Sam and Nakayla no sooner retrieve the box – which is sealed with hardened metal bearing the imprint of a swastika – than someone steals it from their office, killing a security guard in the process. There is evidence that the theft may be part of an attempt to maintain the secrecy of a 1930s American fascist organization. Or … it may be payback from rogue Blackwater mercenaries who have a score to settle with Sam.
When Sam revisits Ethel he finds her now somewhat hostile and her subsequent murder raises the stakes.
Publishers Weekly says “Readers will hope to see a lot more of the book's amiable characters, in particular, Sam and Nakayla, whose comfortable banter lends the story much of its charm."
The first book in the series was Blackman’s Coffin (2008), and Library Journal praised the author’s “effortless storytelling.”
A mystery classic associated with Fitzgerald is David Handler’s The Man Who Would Be F. Scott Fitzgerald, which was a 1990 Edgar winner.

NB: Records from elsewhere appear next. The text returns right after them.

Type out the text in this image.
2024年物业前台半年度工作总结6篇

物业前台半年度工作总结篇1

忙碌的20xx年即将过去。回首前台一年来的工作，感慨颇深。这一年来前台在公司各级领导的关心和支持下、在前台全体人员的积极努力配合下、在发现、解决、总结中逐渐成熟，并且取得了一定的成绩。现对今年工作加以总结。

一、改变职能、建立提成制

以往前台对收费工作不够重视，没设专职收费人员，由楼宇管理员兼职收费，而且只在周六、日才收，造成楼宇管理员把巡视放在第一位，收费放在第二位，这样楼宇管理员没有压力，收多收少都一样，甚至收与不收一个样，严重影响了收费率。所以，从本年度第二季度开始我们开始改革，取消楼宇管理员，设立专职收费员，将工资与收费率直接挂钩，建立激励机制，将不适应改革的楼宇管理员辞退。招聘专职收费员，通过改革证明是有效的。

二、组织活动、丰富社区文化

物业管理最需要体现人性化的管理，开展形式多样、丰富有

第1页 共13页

Handler’s series character, Stewart “Hoagy” Hoag – ghostwriter of celebrity memoirs and reluctant amateur detective – is called in when wildly bestselling first-time novelist Cam Noyes, who is said to write with "a lyrical voice like F. Scott Fitzgerald", has been too busy running with the brat pack to write his long-overdue second book. Hoagy really has his hands full when bodies start piling up faster than manuscript pages.
Want to read a bit of mystery by the man himself? You can view the text of The Mystery of Raymond Mortgage – a short story Fitzgerald wrote in 1909 when he was thirteen years old – online. The story resurfaced some 50 years after its initial publication and was included in the March 1960 issue of Ellery Queen Mystery Magazine.